Luther Porter Jackson
Courtesy Virginia State University Special Collections
Image Ownership: Public Domain

Luther Porter Jackson was a leading teacher, historian, and active voice of the history of African Americans in the South. Jackson was born in Lexington, Kentucky of former slave parents, Edward and Delilah Jackson, the ninth of twelve children. He attended Fisk University where he obtained B.A. and M.A. degrees in history in 1914 and 1916 respectively. In 1937 he completed the Ph.D. in history at the University of Chicago.

Jackson began his teaching career in 1913 at the Topeka Industrial Institute in Kansas.  By 1915 he had moved to Voorhees Industrial School in South Carolina where he remained until 1918.  While teaching in South Carolina Jackson researched his first two articles that eventually appeared in the Journal of Negro History.  In 1922, Jackson joined the faculty of the Virginia Normal and Technical Institute (now Virginia State University).  Also in 1922 he married music teacher and fellow Fisk graduate Johnella Fraser. The couple had four children.

Jackson’s earliest studies focused on the education of blacks in South Carolina during the mid-1800s.  When he moved to Virginia Normal and Technical Institute — where he soon organized the first department of history — he began to study the history of African Americans in Virginia.  Over the course of his career Jackson became the authority on the subject, publishing over sixty books, articles, pamphlets, and newspaper articles discussing that history.  Jackson also supported his friend Carter G. Woodson in establishing the Association for the Study of Negro Life and History in 1916.

Jackson devoted his professional career to searching through primary sources in Virginia and other southern state archives to reconstruct the history of African Americans. He used tax ledgers, marriage records, lists of land and property owners, wills, and records of plantations in his research.  Jackson’s pioneering work on free black families in Virginia prior to the Emancipation Proclamation opened the way for many blacks with family histories in Virginia to trace their genealogy. His Free Negro Labor and Property Holders in Virginia, 1830-1860, published in 1942, inspired numerous subsequent studies of middle and even elite blacks in the antebellum South.  In 1945, he published Negro Officeholders in Virginia, 1865-1895, one of the earliest studies of black reconstruction at the state level.

As a community activist Jackson was concerned about the lack of voting rights in the South.  During the 1940s he supported the work of the National Association for the Advancement of Colored People (NAACP) in Virginia and organized the Petersburg (Virginia) League of Voters, which expanded to become the Virginia League of Voters.

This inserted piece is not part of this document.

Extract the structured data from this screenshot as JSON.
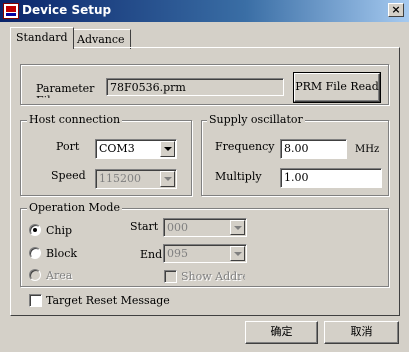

Jackson was involved in most civil rights initiatives in Virginia before 1950 and provided leadership in political education among the state’s African Americans.  During the 1940s Jackson published an annual report on the voting status of Virginia’s African Americans.  This work led to the Southern Regional Council commissioning him in 1948 to study the voting rights of blacks throughout the south.  His study was published as “Race and Suffrage in the South Since 1940.”

Luther P. Jackson died on April 20, 1950 after suffering a heart attack in Petersburg.   Several schools across Virginia are named after him.  In 1949 Luther P. Jackson became one of the first African American scholars to deliver a paper at a conference at the University of Virginia.  Twenty-eight years later in 1977, the University of Virginia’s Office of African American Affairs established the Luther P. Jackson House on campus in his honor.